Rośnie liczba zakażeń grzybem candida auris. Naukowcy ostrzegają, że żyje on w psich uszach
Ostrzeżenia przed różnymi chorobami mogącymi wywołać następną pandemię pojawiają się raz na jakiś czas, odkąd zakończyła się pandemia koronawirusa. Była już małpia ospa, teraz będzie candida auris? Zachodnie media obiegają od paru miesięcy ostrzeżenia przed wzrostem zachorowań po zakażeniu tym właśnie grzybem. Amerykańska agencja Centers for Disease Control and Prevention oraz WHO ostrzegają - candida auris może nawet zabić, jeżeli zakazi się osoba o osłabionym układzie odpornościowym, na przykład cierpiąca na jakąś przewlekłą chorobę związaną z odpornością lub przeszła chemioterapię. Candida auris często występuje w... psich uszach. Podczas badania bezpańskich czworonogów ze schroniska w Dehli u wielu z nich wykryto te grzyby w kanałach słuchowych. Tymczasem już w 2009 roku w Japonii wykryto przypadek pojawienia się candida auris u człowieka.

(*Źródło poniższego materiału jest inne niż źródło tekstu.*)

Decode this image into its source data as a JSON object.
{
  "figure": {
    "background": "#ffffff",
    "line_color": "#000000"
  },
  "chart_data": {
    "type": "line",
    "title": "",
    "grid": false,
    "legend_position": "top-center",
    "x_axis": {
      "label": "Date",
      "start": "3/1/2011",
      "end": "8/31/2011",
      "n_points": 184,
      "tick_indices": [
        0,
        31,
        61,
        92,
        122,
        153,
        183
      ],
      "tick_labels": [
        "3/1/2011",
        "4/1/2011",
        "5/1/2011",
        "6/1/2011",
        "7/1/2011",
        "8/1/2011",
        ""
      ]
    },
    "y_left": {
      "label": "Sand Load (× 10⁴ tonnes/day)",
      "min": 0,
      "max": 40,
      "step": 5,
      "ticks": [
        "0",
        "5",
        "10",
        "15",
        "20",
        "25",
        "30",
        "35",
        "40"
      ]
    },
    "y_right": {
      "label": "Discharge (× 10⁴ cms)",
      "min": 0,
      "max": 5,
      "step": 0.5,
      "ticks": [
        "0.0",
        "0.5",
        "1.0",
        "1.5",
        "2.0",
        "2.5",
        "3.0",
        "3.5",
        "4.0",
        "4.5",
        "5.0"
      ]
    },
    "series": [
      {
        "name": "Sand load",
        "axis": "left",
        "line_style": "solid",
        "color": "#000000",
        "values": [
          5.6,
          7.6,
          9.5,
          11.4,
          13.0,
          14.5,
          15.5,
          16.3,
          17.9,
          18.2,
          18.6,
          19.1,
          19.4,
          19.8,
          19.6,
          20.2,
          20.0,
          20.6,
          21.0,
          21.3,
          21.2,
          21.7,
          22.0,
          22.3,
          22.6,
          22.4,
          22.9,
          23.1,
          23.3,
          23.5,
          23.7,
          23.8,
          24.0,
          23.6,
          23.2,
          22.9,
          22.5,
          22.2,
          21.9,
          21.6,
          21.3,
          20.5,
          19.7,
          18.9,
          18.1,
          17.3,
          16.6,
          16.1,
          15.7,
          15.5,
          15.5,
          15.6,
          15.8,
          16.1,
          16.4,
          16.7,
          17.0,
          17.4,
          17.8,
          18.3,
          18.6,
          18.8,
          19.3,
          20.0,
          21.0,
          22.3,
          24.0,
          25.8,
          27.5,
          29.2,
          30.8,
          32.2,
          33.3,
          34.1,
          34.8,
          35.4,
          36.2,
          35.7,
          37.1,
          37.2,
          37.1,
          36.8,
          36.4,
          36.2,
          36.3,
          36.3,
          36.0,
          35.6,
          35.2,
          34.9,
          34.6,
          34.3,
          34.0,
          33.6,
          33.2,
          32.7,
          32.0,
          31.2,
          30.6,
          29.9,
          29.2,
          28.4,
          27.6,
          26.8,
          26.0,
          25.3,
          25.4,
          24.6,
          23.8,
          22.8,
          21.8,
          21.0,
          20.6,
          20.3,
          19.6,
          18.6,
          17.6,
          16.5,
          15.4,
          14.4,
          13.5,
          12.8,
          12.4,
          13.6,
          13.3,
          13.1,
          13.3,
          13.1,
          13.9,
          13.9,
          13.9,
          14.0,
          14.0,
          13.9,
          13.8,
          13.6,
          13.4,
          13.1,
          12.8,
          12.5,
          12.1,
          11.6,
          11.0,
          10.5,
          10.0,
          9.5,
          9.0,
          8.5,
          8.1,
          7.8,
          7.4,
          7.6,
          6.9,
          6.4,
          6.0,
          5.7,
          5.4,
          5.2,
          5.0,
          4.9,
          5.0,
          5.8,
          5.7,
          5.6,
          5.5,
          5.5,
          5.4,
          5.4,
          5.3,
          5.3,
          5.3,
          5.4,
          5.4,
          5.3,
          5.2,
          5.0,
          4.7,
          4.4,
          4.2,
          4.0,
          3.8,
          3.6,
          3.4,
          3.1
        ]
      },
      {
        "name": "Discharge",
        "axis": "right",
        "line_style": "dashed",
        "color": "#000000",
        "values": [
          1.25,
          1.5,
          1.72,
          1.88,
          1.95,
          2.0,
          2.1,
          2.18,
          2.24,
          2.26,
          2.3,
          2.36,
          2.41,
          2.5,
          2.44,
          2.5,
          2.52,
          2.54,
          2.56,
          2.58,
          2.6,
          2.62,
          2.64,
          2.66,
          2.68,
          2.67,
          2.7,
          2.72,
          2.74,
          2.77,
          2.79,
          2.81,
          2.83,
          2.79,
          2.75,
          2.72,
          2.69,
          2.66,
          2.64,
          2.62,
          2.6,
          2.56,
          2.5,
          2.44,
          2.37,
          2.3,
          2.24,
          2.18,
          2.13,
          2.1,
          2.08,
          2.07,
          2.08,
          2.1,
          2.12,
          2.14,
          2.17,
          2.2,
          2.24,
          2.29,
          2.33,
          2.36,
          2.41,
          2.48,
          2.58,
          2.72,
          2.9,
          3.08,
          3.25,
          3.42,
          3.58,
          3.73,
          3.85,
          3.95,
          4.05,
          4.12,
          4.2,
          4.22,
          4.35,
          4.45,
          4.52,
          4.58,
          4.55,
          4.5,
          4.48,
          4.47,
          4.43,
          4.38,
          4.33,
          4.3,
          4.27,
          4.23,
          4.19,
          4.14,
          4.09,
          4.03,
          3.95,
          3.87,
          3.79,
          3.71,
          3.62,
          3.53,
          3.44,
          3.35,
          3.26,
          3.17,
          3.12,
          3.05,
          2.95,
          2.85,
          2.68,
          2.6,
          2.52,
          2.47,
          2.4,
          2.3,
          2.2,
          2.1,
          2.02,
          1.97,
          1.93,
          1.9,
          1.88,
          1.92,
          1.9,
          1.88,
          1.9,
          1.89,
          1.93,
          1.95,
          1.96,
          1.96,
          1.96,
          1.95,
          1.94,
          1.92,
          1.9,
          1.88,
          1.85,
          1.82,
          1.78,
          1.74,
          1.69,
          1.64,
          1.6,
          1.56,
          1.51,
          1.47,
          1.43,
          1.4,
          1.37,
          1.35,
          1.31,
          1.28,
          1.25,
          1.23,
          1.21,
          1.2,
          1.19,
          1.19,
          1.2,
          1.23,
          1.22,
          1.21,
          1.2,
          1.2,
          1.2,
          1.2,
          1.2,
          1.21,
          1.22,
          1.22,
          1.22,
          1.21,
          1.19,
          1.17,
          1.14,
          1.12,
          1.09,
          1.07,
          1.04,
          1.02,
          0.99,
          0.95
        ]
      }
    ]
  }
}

Zakażenie candida auris. Jak przebiega? Jakie są objawy?
Transmisja patogenu od psów do ludzi jest możliwa, ale nie znamy jej dokładnych mechanizmów - ostrzega w Daily Star dr Jianping Xu, profesor na Wydziale Biologii na Uniwersytecie McMastery w Ontario w Kanadzie. "Musimy zachować czujność, obserwując psy i inne zwierzęta domowe i dzikie" - mówi naukowiec. Jakie są objawy zakażenia candida auris? Grzyb może wnikać do ciała przez ranę, więc zaniepokoić powinna nas nie gojąca się i ropiejąca rana, zwłaszcza, jeśli towarzyszą temu objawy takie jak gorączka, osłabienie, zmęczenie, zapalenie ucha, częściowa utrata słuchu.